The Supreme Court is set to hear a case that could potentially reduce sentences for thousands of individuals convicted on drug offenses. The case revolves around the interpretation of the word “and” in a provision of the First Step Act, a bipartisan law passed in 2018 aimed at reforming criminal justice rules and reducing federal sentences.
The provision in question, known as the “safety valve,” allows certain nonviolent drug offenders to avoid mandatory minimum sentences if they meet specific criteria related to their criminal history. The dispute centers on whether the word “and” in the provision requires offenders to satisfy all three criminal history rules or if they can avoid a harsher sentence as long as they don’t meet all three requirements.
Mark Pulsifer, who was convicted for distributing methamphetamine, brought the case. His lawyers argue that he should not be subject to the 15-year mandatory minimum because he only satisfies two of the requirements and does not have a prior two-point violent offense.
The Justice Department contends that having any of the prior offenses should result in offenders facing the mandatory minimum sentence. Lower courts have been divided on how to interpret the law, leading to inconsistent sentencing outcomes.
If the Supreme Court rules in favor of Pulsifer, it could potentially impact more than 10,000 people who have been sentenced since the First Step Act took effect. The court will hear oral arguments in the case on October 2, 2023, and a ruling is expected before the end of the court’s term in June 2024.
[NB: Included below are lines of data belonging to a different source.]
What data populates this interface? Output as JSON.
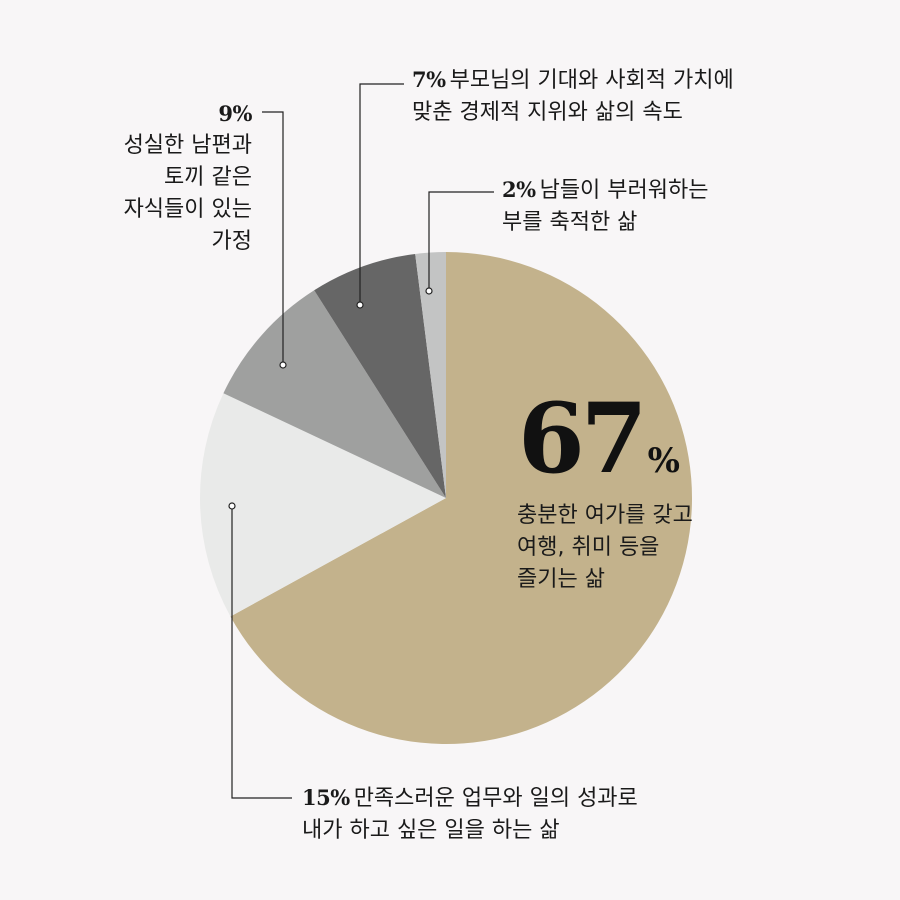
{
  "chart_data": {
    "type": "pie",
    "categories": [
      "충분한 여가를 갖고 여행, 취미 등을 즐기는 삶",
      "만족스러운 업무와 일의 성과로 내가 하고 싶은 일을 하는 삶",
      "성실한 남편과 토끼 같은 자식들이 있는 가정",
      "부모님의 기대와 사회적 가치에 맞춘 경제적 지위와 삶의 속도",
      "남들이 부러워하는 부를 축적한 삶"
    ],
    "values": [
      67,
      15,
      9,
      7,
      2
    ],
    "colors": [
      "#c3b28c",
      "#e9eae9",
      "#9fa09f",
      "#666666",
      "#c3c4c4"
    ],
    "labels": [
      {
        "pct": "67",
        "pct_sign": "%",
        "lines": [
          "충분한 여가를 갖고",
          "여행, 취미 등을",
          "즐기는 삶"
        ]
      },
      {
        "pct": "15%",
        "lines": [
          "만족스러운 업무와 일의 성과로",
          "내가 하고 싶은 일을 하는 삶"
        ]
      },
      {
        "pct": "9%",
        "lines": [
          "성실한 남편과",
          "토끼 같은",
          "자식들이 있는",
          "가정"
        ]
      },
      {
        "pct": "7%",
        "lines": [
          "부모님의 기대와 사회적 가치에",
          "맞춘 경제적 지위와 삶의 속도"
        ]
      },
      {
        "pct": "2%",
        "lines": [
          "남들이 부러워하는",
          "부를 축적한 삶"
        ]
      }
    ]
  }
}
The First Step Act, signed into law by former President Donald Trump, aims to reform criminal justice rules, reduce federal sentences, and improve conditions in federal prisons. It has been estimated that approximately 2,000 people each year will receive prison sentences that are 20% shorter due to the law’s provisions on mandatory minimums.
Pulsifer’s case highlights the ongoing debate over the interpretation and application of criminal justice reform laws, and the Supreme Court’s ruling will have significant implications for the future of sentencing in drug-related offenses.